Esskultur und Vielfalt

Dazu erklärt Stephan Becker-Sonnenschein, Geschäftsführer des Vereins: "Die Deutschen schätzen ihre Esskultur und die Vielfalt ihrer Lebensmittel. Dieses Lob geht auch an Landwirte, Hersteller, Handwerk und Handel. Es ist gut zu wissen, dass gute Qualität auf diese Weise gewürdigt wird. Das Abschneiden der deutschen Milchprodukte zeigt zudem, dass wir uns hinter Frankreich, Italien und der Schweiz hier nicht verstecken müssen."

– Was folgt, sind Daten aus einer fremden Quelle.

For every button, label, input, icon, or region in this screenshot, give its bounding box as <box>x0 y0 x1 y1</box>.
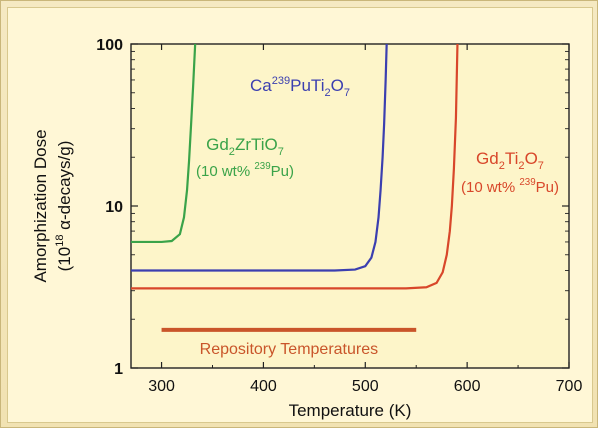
series-label-1: Ca239PuTi2O7 <box>250 75 350 99</box>
y-axis-label-line2: (1018 α-decays/g) <box>54 141 74 272</box>
annotation-label-0: Repository Temperatures <box>200 341 378 358</box>
series-label-2: Gd2Ti2O7 <box>476 149 544 172</box>
y-axis-label-prefix: (10 <box>55 247 74 272</box>
x-tick-label: 300 <box>148 378 175 395</box>
series-line-0 <box>131 44 197 244</box>
plot-area <box>130 43 570 369</box>
series-line-2 <box>131 44 459 290</box>
y-tick-label: 10 <box>105 199 123 216</box>
y-tick-label: 1 <box>114 361 123 378</box>
x-axis-label: Temperature (K) <box>289 401 412 420</box>
series-sublabel-2: (10 wt% 239Pu) <box>461 177 559 196</box>
x-tick-label: 700 <box>556 378 583 395</box>
x-tick-label: 400 <box>250 378 277 395</box>
y-tick-label: 100 <box>96 37 123 54</box>
y-axis-label-suffix: α-decays/g) <box>55 141 74 235</box>
series-sublabel-0: (10 wt% 239Pu) <box>196 161 294 180</box>
series-label-0: Gd2ZrTiO7 <box>206 135 284 158</box>
series-line-1 <box>131 44 388 272</box>
y-axis-label-line1: Amorphization Dose <box>31 129 50 282</box>
y-axis-label-exponent: 18 <box>54 235 66 247</box>
x-tick-label: 500 <box>352 378 379 395</box>
x-tick-label: 600 <box>454 378 481 395</box>
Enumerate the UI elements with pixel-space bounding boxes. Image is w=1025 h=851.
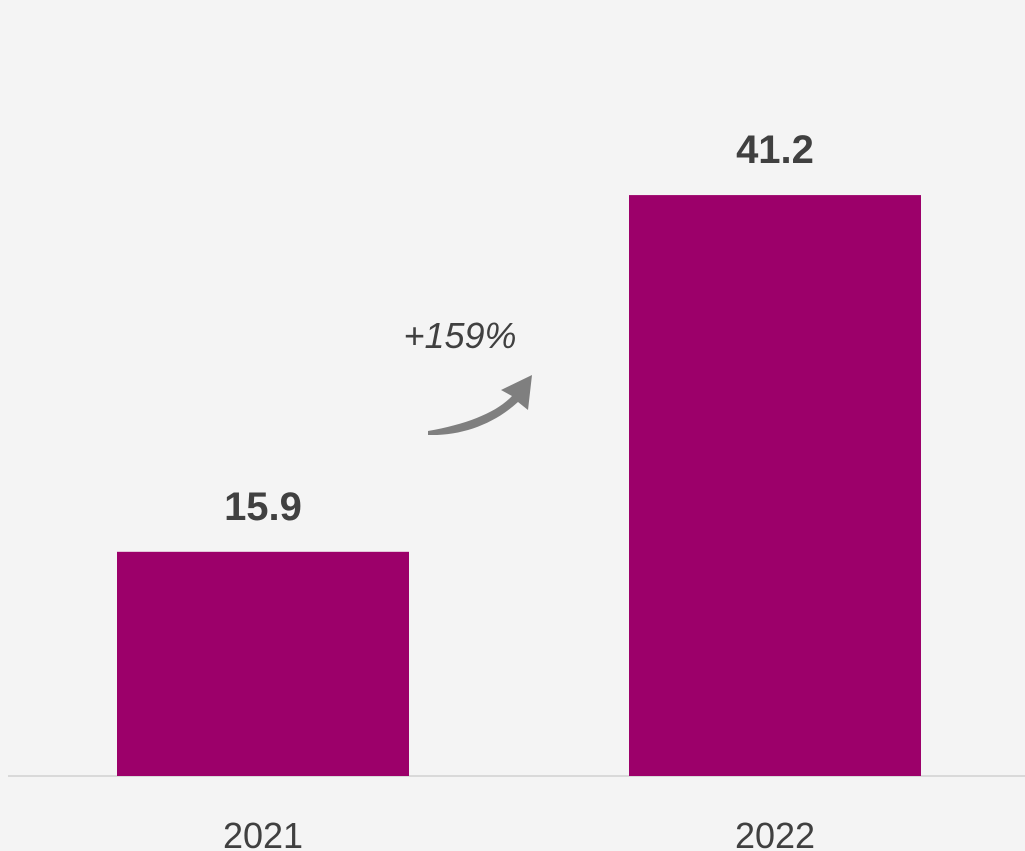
bar-2021 bbox=[117, 551, 409, 776]
value-labels-group: 15.9 41.2 bbox=[224, 128, 814, 529]
x-tick-label-2022: 2022 bbox=[735, 815, 815, 851]
bar-2022 bbox=[629, 195, 921, 776]
category-labels-group: 2021 2022 bbox=[223, 815, 815, 851]
value-label-2021: 15.9 bbox=[224, 485, 302, 529]
x-tick-label-2021: 2021 bbox=[223, 815, 303, 851]
growth-annotation: +159% bbox=[403, 315, 516, 356]
bars-group bbox=[117, 195, 921, 776]
growth-arrow-icon bbox=[428, 375, 532, 436]
value-label-2022: 41.2 bbox=[736, 128, 814, 172]
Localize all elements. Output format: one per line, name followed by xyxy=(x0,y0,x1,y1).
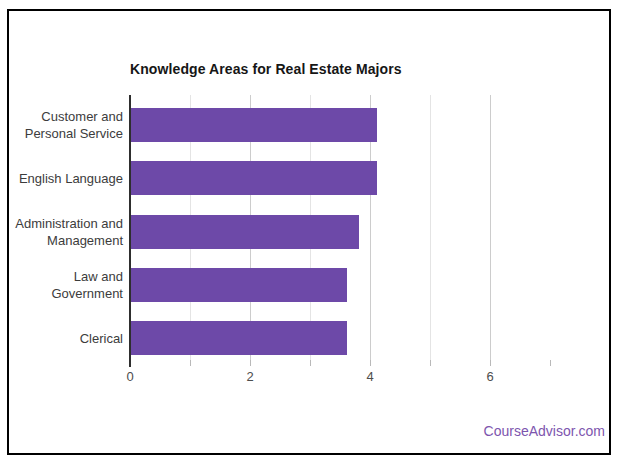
x-tick-label-0: 0 xyxy=(110,369,150,384)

Brotkultur und Reinheitsgebot für Bier sollen UNESCO-Kulturerbe werden

Hintergrund der Umfrage sind die Anträge, das Reinheitsgebot für Bier und die Deutsche Brotkultur in das Verzeichnis des Immateriellen Kulturerbes der UNESCO aufzunehmen. Derzeit treffen die Länder eine Vorauswahl und leiten diese dann an die Kultusministerkonferenz weiter. Auf der UNESCO-Liste stehen schon unter anderem der türkische Kaffee, die japanische Küche und die Mittelmeer-Diät. Wenn alles gut geht, werden das Bier nach Deutschem Reinheitsgebot und die Brotkultur frühestens 2016 gelistet sein.